I’ve been neglecting this blog, among other tasks, for quite some time now and the guilt’s been building steadily.
It feels like I’m losing control over my hours or perhaps I’ve become lax at managing my days. It does feel like I’ve been wasting a lot of hours by just letting it pass by. How I wish I could call it resting. At least I’d feel recharged if that were the case.
It’s a conscious waste of time and one feels bad about it yet s/he does nothing to change that. Too lazy or perhaps just unwilling to exert that much effort to get oneself out of this phase. You continue to let time pass and you worry about the time you’ve wasted and that pile of work that been growing steadily on your desk.
I’ll do better tomorrow. I’ll get it done later. And you see the tasks being repeatedly written –for months now– in your planner. And it’ still not finished. Even I am sick of thinking of excuses for not accomplishing my tasks.
You find yourself wondering how it’s possible to even waste that much time knowing that you can’t stand not doing anything. You keep yourself busy with the most trivial of tasks/concerns so you can comfort yourself later in the evening that you did accomplish some tasks – just not the ones that you needed to get done.

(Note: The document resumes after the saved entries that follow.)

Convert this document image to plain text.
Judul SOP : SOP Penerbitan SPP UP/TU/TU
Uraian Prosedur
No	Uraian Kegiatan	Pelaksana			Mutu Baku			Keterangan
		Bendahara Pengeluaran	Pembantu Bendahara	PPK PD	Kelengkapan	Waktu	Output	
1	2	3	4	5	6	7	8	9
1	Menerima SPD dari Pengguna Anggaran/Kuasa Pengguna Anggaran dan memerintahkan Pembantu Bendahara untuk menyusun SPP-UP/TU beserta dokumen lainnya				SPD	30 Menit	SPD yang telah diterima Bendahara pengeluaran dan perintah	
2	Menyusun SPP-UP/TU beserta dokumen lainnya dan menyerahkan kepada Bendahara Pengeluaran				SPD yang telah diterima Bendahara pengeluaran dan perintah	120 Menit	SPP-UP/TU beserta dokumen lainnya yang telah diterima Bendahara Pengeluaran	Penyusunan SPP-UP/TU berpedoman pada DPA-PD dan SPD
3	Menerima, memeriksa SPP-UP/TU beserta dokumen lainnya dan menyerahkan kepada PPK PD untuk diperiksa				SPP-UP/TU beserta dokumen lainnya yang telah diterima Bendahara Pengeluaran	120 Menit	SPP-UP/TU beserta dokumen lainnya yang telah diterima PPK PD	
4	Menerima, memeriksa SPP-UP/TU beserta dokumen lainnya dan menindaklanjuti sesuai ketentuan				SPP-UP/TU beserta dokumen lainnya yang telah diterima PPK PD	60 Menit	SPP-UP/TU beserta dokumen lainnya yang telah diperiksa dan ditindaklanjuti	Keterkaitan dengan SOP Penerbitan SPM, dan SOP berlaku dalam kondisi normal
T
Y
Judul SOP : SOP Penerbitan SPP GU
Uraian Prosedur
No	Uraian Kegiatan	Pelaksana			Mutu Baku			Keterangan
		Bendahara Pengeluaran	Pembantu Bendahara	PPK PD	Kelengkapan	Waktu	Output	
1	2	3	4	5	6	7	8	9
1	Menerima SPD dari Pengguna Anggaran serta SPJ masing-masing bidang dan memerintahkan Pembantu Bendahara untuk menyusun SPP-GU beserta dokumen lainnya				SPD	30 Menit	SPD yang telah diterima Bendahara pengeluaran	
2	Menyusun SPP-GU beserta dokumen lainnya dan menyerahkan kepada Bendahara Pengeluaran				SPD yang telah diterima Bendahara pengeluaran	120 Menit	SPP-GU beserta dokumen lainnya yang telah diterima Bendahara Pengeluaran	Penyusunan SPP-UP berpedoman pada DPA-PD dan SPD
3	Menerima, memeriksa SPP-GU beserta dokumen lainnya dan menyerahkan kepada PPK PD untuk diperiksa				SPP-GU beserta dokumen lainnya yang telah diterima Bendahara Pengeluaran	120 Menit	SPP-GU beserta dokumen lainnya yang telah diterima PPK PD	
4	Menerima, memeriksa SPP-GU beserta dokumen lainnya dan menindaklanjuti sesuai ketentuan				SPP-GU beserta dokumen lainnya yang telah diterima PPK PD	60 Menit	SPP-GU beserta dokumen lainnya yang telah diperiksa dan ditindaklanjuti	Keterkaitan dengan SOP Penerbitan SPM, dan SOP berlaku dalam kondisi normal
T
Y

I’ve been in this slump for months now and it’s not a place I want to stay in. I miss being productive and having that sense of accomplishment that I can take back to the apartment at the end of the day. I need to feel that I’m deserving of every hour of sleep and rest I get.
There’s a lot of things left to deal with –and that’s really not something new.
Stop thinking and get it done already!
It’s not like I have a choice, really. That’s the only way to survive this semester.
I’m taking this day as an opportunity to keep up with all the student outputs I need to complete checking. Today’s classes have been suspended in the University because the buildings needed to be inspected for their structural integrity after last night’s earthquake –and the aftershocks that followed.